Our partners are their own people. At the beginning of my relationship, I also thought I could replace all of my boyfriend’s influences, whether they were bad, good, or neutral. Looking back, that was not the most mature mindset.
He does not just need a girlfriend. He needs his friends, his family, and anyone else he chooses to have in his life. As partners, we can advise them and talk to them about things that might not be the best, like bad habits, whether that is getting intoxicated, robbing people, or whatever else we do not see eye to eye on. Of course, this varies from couple to couple because personally, if my boyfriend was out robbing people, he would *not* be my boyfriend lol. But we have to understand that they are not ours to control or customize, if that makes sense.
Love is about commitment, devotion, support, and understanding. Love is about loyalty and choice. The choice to be with each other. The choice to love each other even when you do not always *like* each other. And I do not mean you loathe each other. I mean there are days when you do not see eye to eye, and maybe you feel bitter toward your boyfriend, like you just do not like him in that moment. But you know it is temporary.

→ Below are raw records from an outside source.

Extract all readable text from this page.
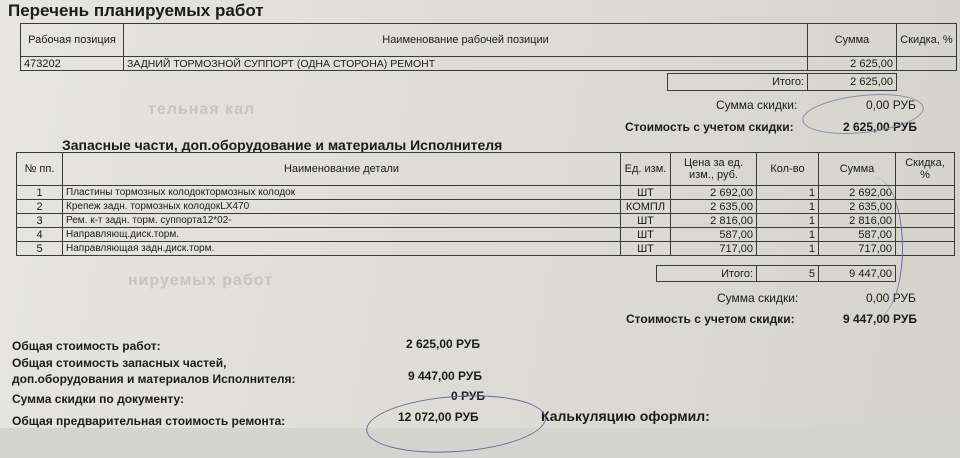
тельная кал
нируемых работ
Перечень планируемых работ
Рабочая позиция	Наименование рабочей позиции	Сумма	Скидка, %
473202	ЗАДНИЙ ТОРМОЗНОЙ СУППОРТ (ОДНА СТОРОНА) РЕМОНТ	2 625,00	
Итого:	2 625,00
Сумма скидки:	0,00 РУБ
Стоимость с учетом скидки:	2 625,00 РУБ
Запасные части, доп.оборудование и материалы Исполнителя
№ пп.	Наименование детали	Ед. изм.	Цена за ед. изм., руб.	Кол-во	Сумма	Скидка, %
1	Пластины тормозных колодоктормозных колодок	ШТ	2 692,00	1	2 692,00	
2	Крепеж задн. тормозных колодокLX470	КОМПЛ	2 635,00	1	2 635,00	
3	Рем. к-т задн. торм. суппорта12*02-	ШТ	2 816,00	1	2 816,00	
4	Направляющ.диск.торм.	ШТ	587,00	1	587,00	
5	Направляющая задн.диск.торм.	ШТ	717,00	1	717,00	
Итого:	5	9 447,00
Сумма скидки:	0,00 РУБ
Стоимость с учетом скидки:	9 447,00 РУБ
Общая стоимость работ:	2 625,00 РУБ
Общая стоимость запасных частей,
доп.оборудования и материалов Исполнителя:	9 447,00 РУБ
Сумма скидки по документу:	0 РУБ
Общая предварительная стоимость ремонта:	12 072,00 РУБ	Калькуляцию оформил:
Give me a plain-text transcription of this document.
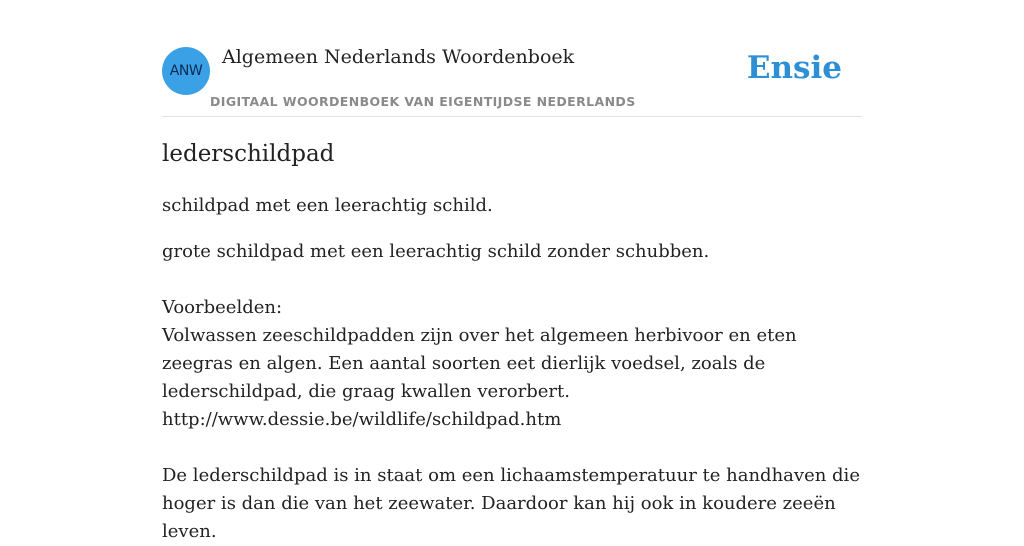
ANW
Algemeen Nederlands Woordenboek
DIGITAAL WOORDENBOEK VAN EIGENTIJDSE NEDERLANDS
Ensie
lederschildpad

schildpad met een leerachtig schild.

grote schildpad met een leerachtig schild zonder schubben.

Voorbeelden:
Volwassen zeeschildpadden zijn over het algemeen herbivoor en eten zeegras en algen. Een aantal soorten eet dierlijk voedsel, zoals de lederschildpad, die graag kwallen verorbert.
http://www.dessie.be/wildlife/schildpad.htm
De lederschildpad is in staat om een lichaamstemperatuur te handhaven die hoger is dan die van het zeewater. Daardoor kan hij ook in koudere zeeën leven.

Love is also built on trust, and if you feel like you need to check his phone, that does not sound like there is much trust. I would honestly reevaluate your relationship and your role in his life. I get it. I am a jealous partner too, and so is my boyfriend. We are both protective, but we also respect each other’s space and personal lives while sharing them because love is also about respect.
Past relationships can influence how we see love, how we act, and how we think, but they do not have to define everything. If your boyfriend is acting weird, sit down and talk to him. Tell him what you have noticed and ask him what is going on. You are allowed to make whatever decisions you need to in your life, just as he is. And if you think it is best to go your separate ways, you should. If he feels that way, that is his right too. Communication is truly key in relationships.
I know I am saying a lot, but I kinda see OCD here in the form of rumination. But that rumination could be fueled by a real problem. I can’t say for sure. Maybe him acting weird is just a distortion, or maybe something is genuinely going on, and you really need to sit down with him and talk about it.